Reply Sun 1 Nov, 2009 02:53 am
@kennethamy,
kennethamy;100816 wrote:
...I am claiming that it there is a definition that does not report how a word is used by fluent speakers of the language, that it is false.


So if a new definition of a term is proposed in Biology or in Algebraic Topology or in Computer Science, a definition employing a coined term, or a definition which interprets a common word by means of a formula in that theory, it is going to be FALSE according to you.

And when Galileo defined "rate of speed" by Distance units divided by Time units ...that was false, you say, since "fluent speakers of the language did not before then use the words that way." Wow !


Besides --- what has this got to do with abortion?? Are we off topic?
 
kennethamy
 
Reply Sun 1 Nov, 2009 08:33 am
@deepthot,
deepthot;100959 wrote:
So if a new definition of a term is proposed in Biology or in Algebraic Topology or in Computer Science, a definition employing a coined term, or a definition which interprets a common word by means of a formula in that theory, it is going to be FALSE according to you.

And when Galileo defined "rate of speed" by Distance units divided by Time units ...that was false, you say, since "fluent speakers of the language did not before then use the words that way." Wow !


Besides --- what has this got to do with abortion?? Are we off topic?


No, of course not. These are technical definitions. And they will eventually, if used, be reported in the dictionary. The dictionaries constantly come out with new meanings of old words. I am not talking of technical terms or neologisms.
 
deepthot
 
Reply Sun 1 Nov, 2009 04:14 pm
@kennethamy,
kennethamy;100992 wrote:
No, of course not. These are technical definitions. And they will eventually, if used, be reported in the dictionary. The dictionaries constantly come out with new meanings of old words. I am not talking of technical terms or neologisms.

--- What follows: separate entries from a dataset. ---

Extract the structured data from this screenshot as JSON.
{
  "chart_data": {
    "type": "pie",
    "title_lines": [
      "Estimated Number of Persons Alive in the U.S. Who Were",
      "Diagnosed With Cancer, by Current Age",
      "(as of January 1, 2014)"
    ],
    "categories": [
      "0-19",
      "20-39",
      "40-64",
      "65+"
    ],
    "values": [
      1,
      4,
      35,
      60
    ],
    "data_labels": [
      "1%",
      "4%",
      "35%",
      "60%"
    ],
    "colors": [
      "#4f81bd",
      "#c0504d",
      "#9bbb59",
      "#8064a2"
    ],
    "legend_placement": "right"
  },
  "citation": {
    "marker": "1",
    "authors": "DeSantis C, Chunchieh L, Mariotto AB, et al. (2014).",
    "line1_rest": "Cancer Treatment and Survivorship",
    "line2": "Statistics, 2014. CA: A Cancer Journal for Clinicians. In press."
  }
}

Thank you for clearing that up, Ken.

You say you are "not talking of technical terms or neologisms." Well we should be, for that is what we need in this field to eventually put it on a sound footing: we need to imbed these moral concepts in a Relevance Logic. Or, to say it another way, we need consistently to interpret some symbolic logic formulas in terms of Ethics - thereby making Ethics into a stable body of cumulative knowledge to which people will turn when they have a moral dilemma to solve.

Medicine - a field that once depended on leeches and vapors - has been put upon a (relatively) sound basis by being imbedded in Biochemistry and Physiology. There is no reason we cannot do the same for Ethics. We can take the findings of Dr. Stephen Post, Dr. David Mefford, and Harvey Shoof and combine them with the work of those specific economists and anthropologists who believe they have a science; and feed all that knowledge to a logician such as Dr. Ted Richards, Univ. of Tennessee-Knoxville, someone who is already deeply interested in values and morality.

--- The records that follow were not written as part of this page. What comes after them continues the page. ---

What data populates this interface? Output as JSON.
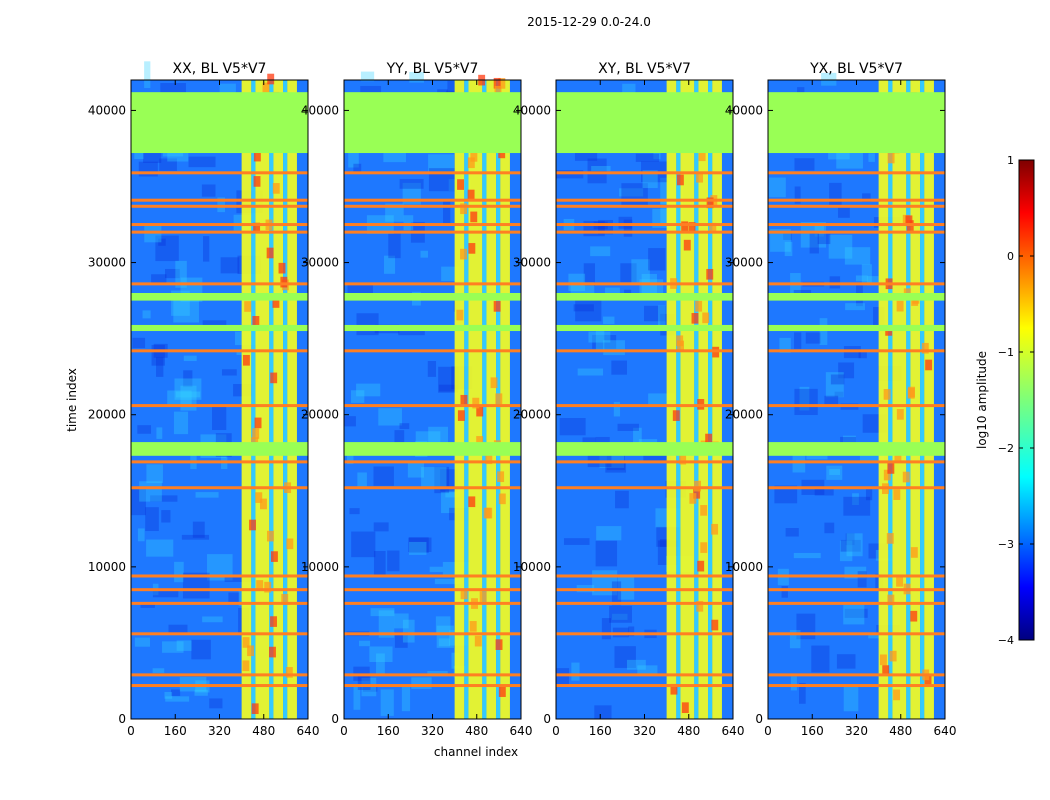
{
  "chart_data": {
    "type": "heatmap",
    "suptitle": "2015-12-29 0.0-24.0",
    "xlabel": "channel index",
    "ylabel": "time index",
    "xlim": [
      0,
      640
    ],
    "ylim": [
      0,
      42000
    ],
    "xticks": [
      0,
      160,
      320,
      480,
      640
    ],
    "xtick_labels": [
      "0",
      "160",
      "320",
      "480",
      "640"
    ],
    "yticks": [
      0,
      10000,
      20000,
      30000,
      40000
    ],
    "ytick_labels": [
      "0",
      "10000",
      "20000",
      "30000",
      "40000"
    ],
    "panels": [
      {
        "title": "XX, BL V5*V7",
        "strong_band": [
          400,
          600
        ]
      },
      {
        "title": "YY, BL V5*V7",
        "strong_band": [
          400,
          600
        ]
      },
      {
        "title": "XY, BL V5*V7",
        "strong_band": [
          400,
          600
        ]
      },
      {
        "title": "YX, BL V5*V7",
        "strong_band": [
          400,
          600
        ]
      }
    ],
    "flagged_time_ranges": [
      [
        37200,
        41200
      ],
      [
        17300,
        18200
      ],
      [
        27500,
        28000
      ],
      [
        25500,
        25900
      ]
    ],
    "rfi_time_lines": [
      35900,
      34100,
      33700,
      32500,
      32000,
      28600,
      24200,
      20600,
      16900,
      15200,
      9400,
      8500,
      7600,
      5600,
      2900,
      2200
    ],
    "colorbar": {
      "label": "log10 amplitude",
      "range": [
        -4,
        1
      ],
      "ticks": [
        1,
        0,
        -1,
        -2,
        -3,
        -4
      ],
      "tick_labels": [
        "1",
        "0",
        "−1",
        "−2",
        "−3",
        "−4"
      ],
      "colormap": "jet"
    },
    "colors": {
      "flagged": "#99ff55",
      "rfi_line": "#ff7f22",
      "background_low": "#0a2fd8",
      "background_mid": "#1e78ff",
      "band_mid": "#34d1ff",
      "band_high": "#f7ff1e",
      "band_peak": "#ff3a10"
    }
  }
}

The results of such inter-disciplinary sharing will 'blow your mind.' - to use the vernacular. But someone has to do it; some current philosophy student would be the ideal person to coordinate the effort.

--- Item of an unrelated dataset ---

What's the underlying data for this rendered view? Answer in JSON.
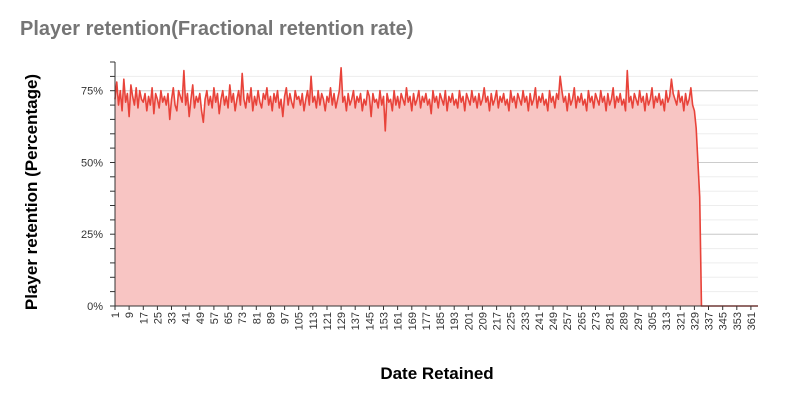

With advances in science, as I said earlier in this thread, the abortion controversy will fall away ...as fewer and fewer surgical abortions are actually performed. Then only those necessary to save a mother's life will be done, and those who are supposed to uphold life - since they call themselves "Right-to-Lifers" - may (albeit reluctantly) concede that the woman has a right to live. There will still be a few fanatics who will strive to murder the surgeons who provide the life-saving service but this is a criminal issue for the Justice System to handle.